Whichever numbers critics or supporters point to, the one that matters most is zero: the number of games the Trojans (6-0) have lost.
“We’re not hiding from the areas that we’ve got to continue to make improvement, and there certainly are some. But this is a much-improved unit,” Riley said. “There is no question about it. I mean, this is a unit that, I think, when you talk about the top-end potential, has a chance to really grow and get better fast given some of the youth, some of the new people, some of the quality depth that we have, some of the injuries that we’ve had that have prevented guys from being able to continually get snaps, but there are a lot of good things happening on this defense, man. You don’t sit there and do what we’re doing in TFLs, do what we’re doing in sacks; like, there’s so many great things.”
USC leads the country with 9½ tackles for loss per game and is tied for fifth with 3.67 sacks per game. Jamil Muhammad leads the Trojans with 10 tackles for loss. With six sacks in as many games, the Georgia State transfer is tied for fifth nationally in sacks per game.
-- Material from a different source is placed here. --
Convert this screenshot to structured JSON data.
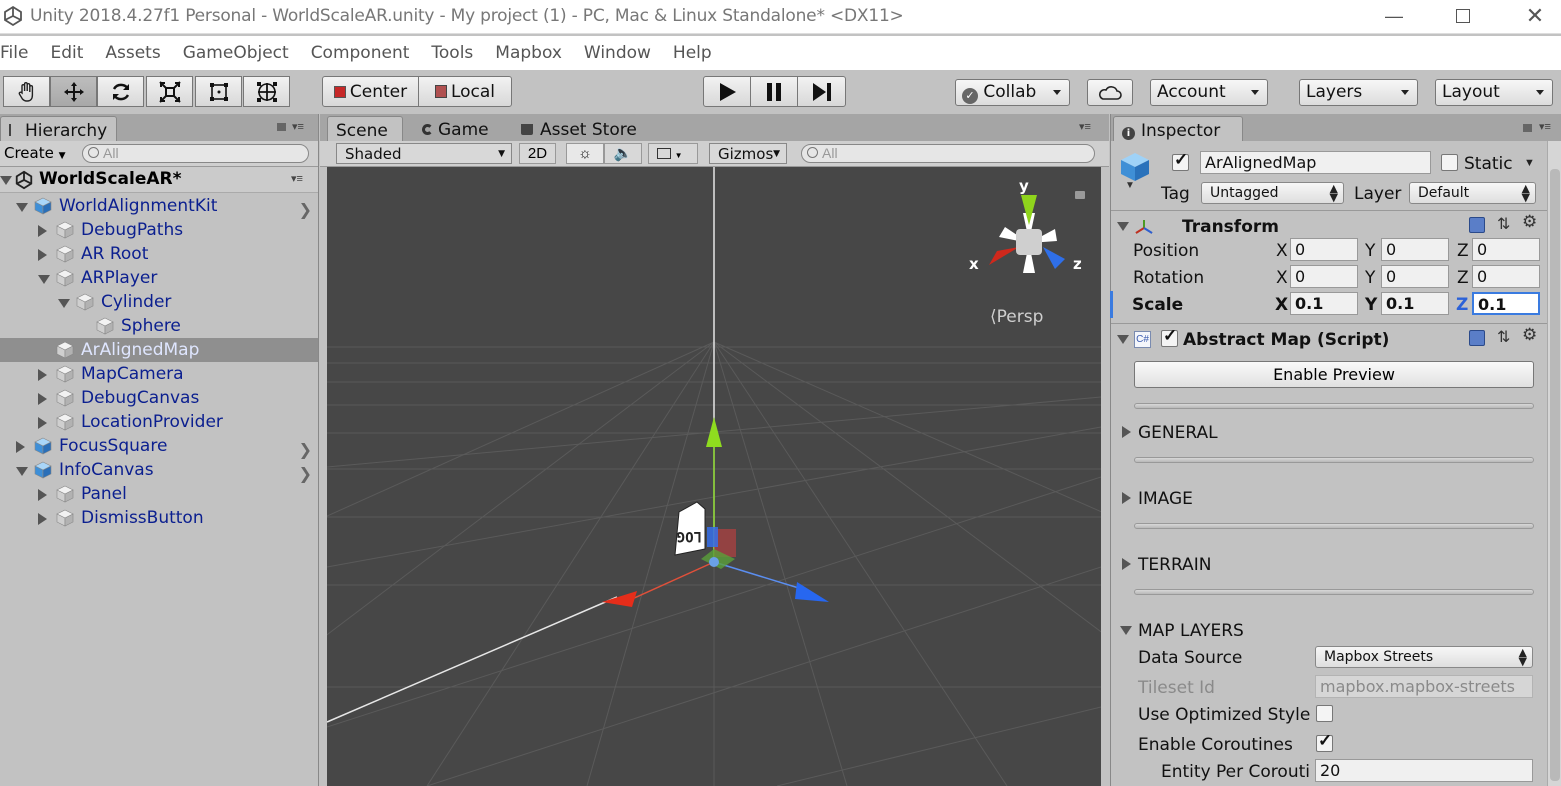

But even one of the breakout stars is not immune to criticism, and yes, Muhammad is keeping receipts. The redshirt senior posted a screenshot from a video of USC beat writers discussing the team on his Instagram account Monday with the chyron at the bottom of the image reading: “Is Jamil Muhammad receiving too much hype?”
“Stand on that,” Muhammad wrote in the caption.
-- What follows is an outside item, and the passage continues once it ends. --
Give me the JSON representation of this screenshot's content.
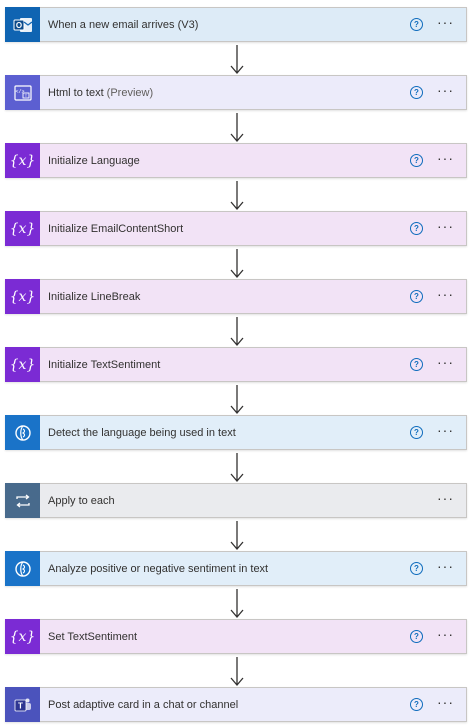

“There’s just certain things I do pay attention to,” Muhammad said Tuesday. “There’s certain things that I do use for an extra chip on my shoulder, continue to allow me to push for that ultimate goal.”
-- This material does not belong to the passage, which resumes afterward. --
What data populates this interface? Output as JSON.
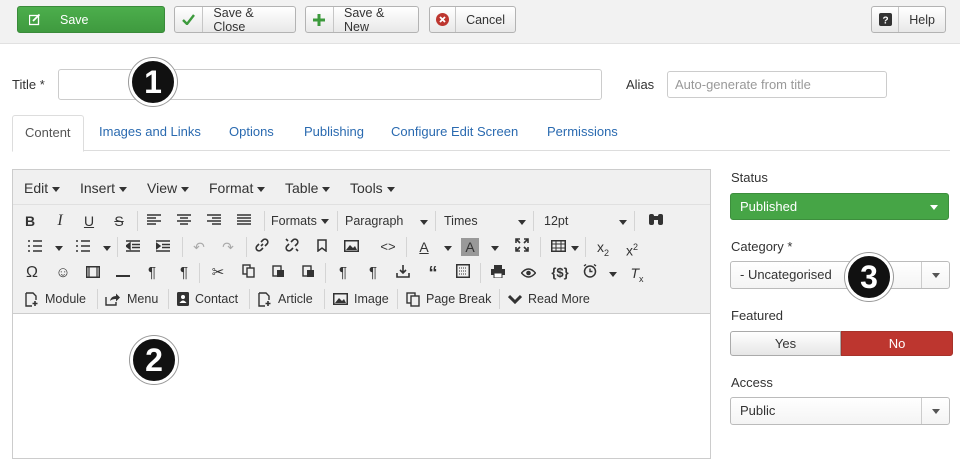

Even offensive players are stepping in to defend the defense. After Riley fielded a question about the defense’s progress during last Saturday’s postgame news conference, Williams interjected.
“We wouldn’t have won that game without the defense,” the junior quarterback said. “We were down 17-0, so this whole ‘defense’ thing, our brothers, the score wouldn’t be 43-41 without them. So put it simply that way.”
While Williams is the hero who earns the most praise in headlines, it was the defense that finished Saturday’s game. The Trojans flexed their quality defensive depth as Prophet Brown, the team’s fifth cornerback, combined to make the game-clinching tackle with linebacker Mason Cobb. With injuries piling up at cornerback, Brown played 27 snaps against the Wildcats, according to Pro Football Focus. It was his first game since coming off the bench in USC’s blowout over Stanford.
“I’m impressed by Prophet,” safety Max Williams said. “He probably didn’t expect to be playing in that game. His number was called and he made a big play at the end of the game to seal the win.”
While sophomore starter Domani Jackson is expected to return after missing the last two games because of an undisclosed injury, Christian Roland-Wallace, the most experienced cornerback, was not a full participant at practice Tuesday. Riley said he’s hopeful the redshirt senior can return by Saturday.